C41 dark spots

Discussion in 'Film and Processing' started by keithhayes, Apr 3, 2021.

  1. dark circles.jpg darkcircles2.jpg Recently, I switched from using Cinestill/Unicolor kits to Flexicolor chemicals. I never had this issue when using the kits. I haven't been able to find another photograph that replicated my issue on the web. My best guess would be air bubbles? If so, does this happen during developing, bleaching, fixing...? I couldn't be more gentle during agitation. Any guidance is greatly appreciated.
  2. They're almost certainly air bubbles stuck to the film during developing.
    A bleach-fix problem would result in lighter spots in the positive.
    Durr! Agitation should not be gentle. The whole idea is to mix fresh developer with the stale stuff stuck to the film surface.
    You need to jolt the tank down fairly hard to dislodge any air bubbles immediately after filling the tank.

    Those dopey Youtube videos showing a slow motion wrist-roll of the tank are a menace, and the people that put them out obviously haven't the first clue about film processing!

    Standard and time-honoured method of inversion agitation:
    1. Fill the tank as quickly as possible and fit the lid.
    2. Invert the tank swiftly and hold it upside-down for a couple of seconds.
    3. Right the tank and bang the bottom of it on a rolled up towel or cloth to dislodge any air bells (bubbles).

    Repeat steps 2 and 3 and then every 30 seconds during development.

    I've been using that agitation regimen for well over 40 years with both stainless and plastic tanks, and for B&W and colour development. Never had an air-bell problem in all that time.

    Youtube! (Spit!) Bunch of chimps with video cameras would be less dangerous and more informative.:rolleyes:

    Nice scans BTW. Home done or sent away?
    Last edited: Apr 4, 2021
  3. They may be bubbles but they could also be splashes of liquid after the film dried, or nearly dry.
  4. If you look at example #2, top right, you can see that one of the spots shows a slight 'comet tail'. That's typical of the trail left by an air bubble as it travels slowly up the film before detaching itself. Classic; as shown in every decent textbook's examples of developing faults.
  5. I am not sure I jolt the tank quite that much, but I do hit the tank after agitating,
    and have never had that problem.

    It might also depend on how you pour into that tank and, even more, that there
    are no bubbles in it before you pour.

    Mixing powdered developer takes a lot of stirring, and I now have a magnetic
    stirrer. If you stir too much, you can get air bubbles into the solution.
  6. Some developers contain sodium hexametaphosphate (Calgon) or other surficants that reduce the surface tension of the solution, and so reduce the tendency of air bubbles to stick to the film.

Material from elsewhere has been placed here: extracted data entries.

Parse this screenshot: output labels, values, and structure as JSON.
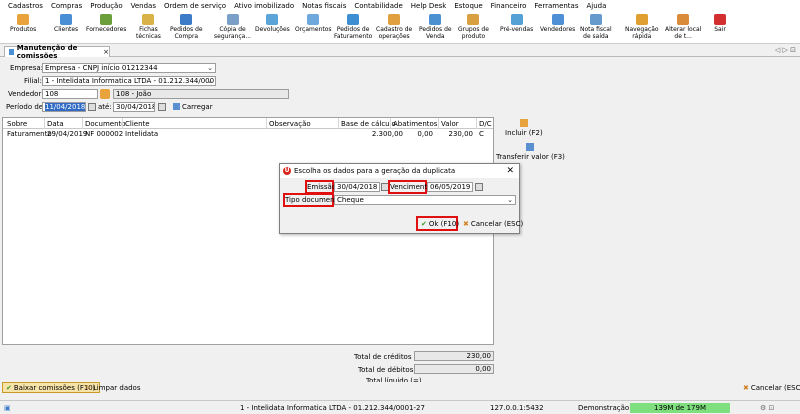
{
  "menu": [
    "Cadastros",
    "Compras",
    "Produção",
    "Vendas",
    "Ordem de serviço",
    "Ativo imobilizado",
    "Notas fiscais",
    "Contabilidade",
    "Help Desk",
    "Estoque",
    "Financeiro",
    "Ferramentas",
    "Ajuda"
  ],
  "toolbar": [
    {
      "label": "Produtos",
      "icon": "box-icon",
      "color": "#e8a33c"
    },
    {
      "label": "Clientes",
      "icon": "person-icon",
      "color": "#4a8fd6"
    },
    {
      "label": "Fornecedores",
      "icon": "people-icon",
      "color": "#6a9f3c"
    },
    {
      "label": "Fichas\ntécnicas",
      "icon": "sheet-icon",
      "color": "#d9b24a"
    },
    {
      "label": "Pedidos de\nCompra",
      "icon": "cart-icon",
      "color": "#3d7bc9"
    },
    {
      "label": "Cópia de\nsegurança...",
      "icon": "backup-icon",
      "color": "#7aa0c8"
    },
    {
      "label": "Devoluções",
      "icon": "return-icon",
      "color": "#5aa4d8"
    },
    {
      "label": "Orçamentos",
      "icon": "quote-icon",
      "color": "#6fa8dc"
    },
    {
      "label": "Pedidos de\nFaturamento",
      "icon": "invoice-icon",
      "color": "#3e8fd2"
    },
    {
      "label": "Cadastro de\noperações",
      "icon": "operations-icon",
      "color": "#e0a040"
    },
    {
      "label": "Pedidos de\nVenda",
      "icon": "sales-order-icon",
      "color": "#4b90d0"
    },
    {
      "label": "Grupos de\nproduto",
      "icon": "group-icon",
      "color": "#d8a040"
    },
    {
      "label": "Pré-vendas",
      "icon": "presale-icon",
      "color": "#55a1d6"
    },
    {
      "label": "Vendedores",
      "icon": "seller-icon",
      "color": "#4f8fd6"
    },
    {
      "label": "Nota fiscal\nde saída",
      "icon": "nfe-icon",
      "color": "#6699cc"
    },
    {
      "label": "Navegação\nrápida",
      "icon": "navigation-icon",
      "color": "#e0a030"
    },
    {
      "label": "Alterar local\nde t...",
      "icon": "home-icon",
      "color": "#d98b3a"
    },
    {
      "label": "Sair",
      "icon": "exit-icon",
      "color": "#d32f2f"
    }
  ],
  "tab": {
    "title": "Manutenção de comissões",
    "close": "×"
  },
  "tab_arrows": "◁ ▷ ⊡",
  "form": {
    "empresa_label": "Empresa:",
    "empresa_value": "Empresa - CNPJ início 01212344",
    "filial_label": "Filial:",
    "filial_value": "1 - Intelidata Informatica LTDA - 01.212.344/0001-27",
    "vendedor_label": "Vendedor:",
    "vendedor_code": "108",
    "vendedor_name": "108 - João",
    "periodo_label": "Período de:",
    "periodo_de": "11/04/2018",
    "ate_label": "até:",
    "periodo_ate": "30/04/2018",
    "carregar": "Carregar"
  },
  "grid": {
    "headers": [
      "Sobre",
      "Data",
      "Documento",
      "Cliente",
      "Observação",
      "Base de cálculo",
      "Abatimentos",
      "Valor",
      "D/C"
    ],
    "rows": [
      [
        "Faturamento",
        "29/04/2019",
        "NF 000002",
        "Intelidata",
        "",
        "2.300,00",
        "0,00",
        "230,00",
        "C"
      ]
    ]
  },
  "side": {
    "incluir": "Incluir (F2)",
    "transferir": "Transferir valor (F3)"
  },
  "totals": {
    "creditos_label": "Total de créditos (+)",
    "creditos_value": "230,00",
    "debitos_label": "Total de débitos (-)",
    "debitos_value": "0,00",
    "liquido_label": "Total líquido (=)"
  },
  "bottom": {
    "baixar": "Baixar comissões (F10)",
    "limpar": "Limpar dados",
    "cancelar": "Cancelar (ESC)"
  },
  "dialog": {
    "title": "Escolha os dados para a geração da duplicata",
    "emissao_label": "Emissão:",
    "emissao_value": "30/04/2018",
    "vencimento_label": "Vencimento:",
    "vencimento_value": "06/05/2019",
    "tipo_label": "Tipo documento:",
    "tipo_value": "Cheque",
    "ok": "Ok (F10)",
    "cancel": "Cancelar (ESC)"
  },
  "status": {
    "filial": "1 - Intelidata Informatica LTDA - 01.212.344/0001-27",
    "server": "127.0.0.1:5432",
    "user": "Demonstração",
    "memory": "139M de 179M"
  },
  "colors": {
    "highlight": "#e01010",
    "selection": "#316ac5",
    "memory_bar": "#7fdf7f"
  }
}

    I suspect that the difference between the Unicolor and Flexicolor kits might be in the type or amount of surficant included. Since the surficant plays no active part in development and is pretty much an optional ingredient.

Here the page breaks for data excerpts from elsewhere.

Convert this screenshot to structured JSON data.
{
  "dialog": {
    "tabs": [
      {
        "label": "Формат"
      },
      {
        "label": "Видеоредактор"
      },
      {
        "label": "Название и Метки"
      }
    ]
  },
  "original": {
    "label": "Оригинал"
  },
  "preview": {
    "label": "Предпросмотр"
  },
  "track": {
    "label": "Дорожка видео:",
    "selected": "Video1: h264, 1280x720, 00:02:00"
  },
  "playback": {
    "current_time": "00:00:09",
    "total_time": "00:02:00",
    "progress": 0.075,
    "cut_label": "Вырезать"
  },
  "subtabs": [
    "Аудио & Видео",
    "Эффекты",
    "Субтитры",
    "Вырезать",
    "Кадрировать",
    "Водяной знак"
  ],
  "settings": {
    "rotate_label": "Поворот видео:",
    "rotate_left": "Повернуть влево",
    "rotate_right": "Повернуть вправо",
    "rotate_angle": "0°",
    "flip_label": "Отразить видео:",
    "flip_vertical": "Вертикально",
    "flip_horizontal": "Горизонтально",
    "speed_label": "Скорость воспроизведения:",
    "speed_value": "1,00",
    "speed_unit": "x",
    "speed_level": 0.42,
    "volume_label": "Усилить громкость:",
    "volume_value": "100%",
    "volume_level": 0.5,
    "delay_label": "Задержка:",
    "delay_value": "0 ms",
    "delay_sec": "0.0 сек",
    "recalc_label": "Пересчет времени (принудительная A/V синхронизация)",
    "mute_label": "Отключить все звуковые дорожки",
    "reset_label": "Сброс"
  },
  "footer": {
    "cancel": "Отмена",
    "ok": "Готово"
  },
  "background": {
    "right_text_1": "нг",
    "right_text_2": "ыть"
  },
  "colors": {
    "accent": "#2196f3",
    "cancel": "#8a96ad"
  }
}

    I used to add a tiny amount of wetting agent to my developer when I lived in an area with an extremely hard mains water supply. But too much wetting agent can cause foaming, and is just as bad as none at all.

    Banging the bottom of the tank after inversion is probably the best option. Film doesn't bruise easily!
    Last edited: Apr 5, 2021
  7. I usually hit the tank with my palm, while holding it with the other hand.
    I don't have anything good to bang it on, otherwise. I think that is what
    my grandfather told me, but I am not sure about how hard.

    As far as I know, the recommendation on Photo-flo is not to add it
    to developers, or other photographic baths. That might be for the reason
    you say, that it might cause more bubble instead of less.
  8. The MSDS datasheets for ID-11 and D-76 (supposedly the same formula) show that one of them contains a metaphosphate 'water softener' while the other doesn't. I can't remember which is which off hand.

    Anyhow. I went so far as to fit my SS tanks with adhesive foam pads, so that I could knock them on the worktop without damaging either the tank or the work-surface.
  9. I usually do mine in print trays to catch any spills. Not so good for banging against.

    Foam pads do look nice, though.
  10. And the short development time for C41 makes even a short time significant. Many developer data sheets warn about developing times less than 5:00, but then C-41 is 3:15.
  11. You can use the heel of your hand or your thigh to knock the tank, but that tends to hurt a bit with lengthy development times.:confused:
    Maybe having a padded baseball bat to hand?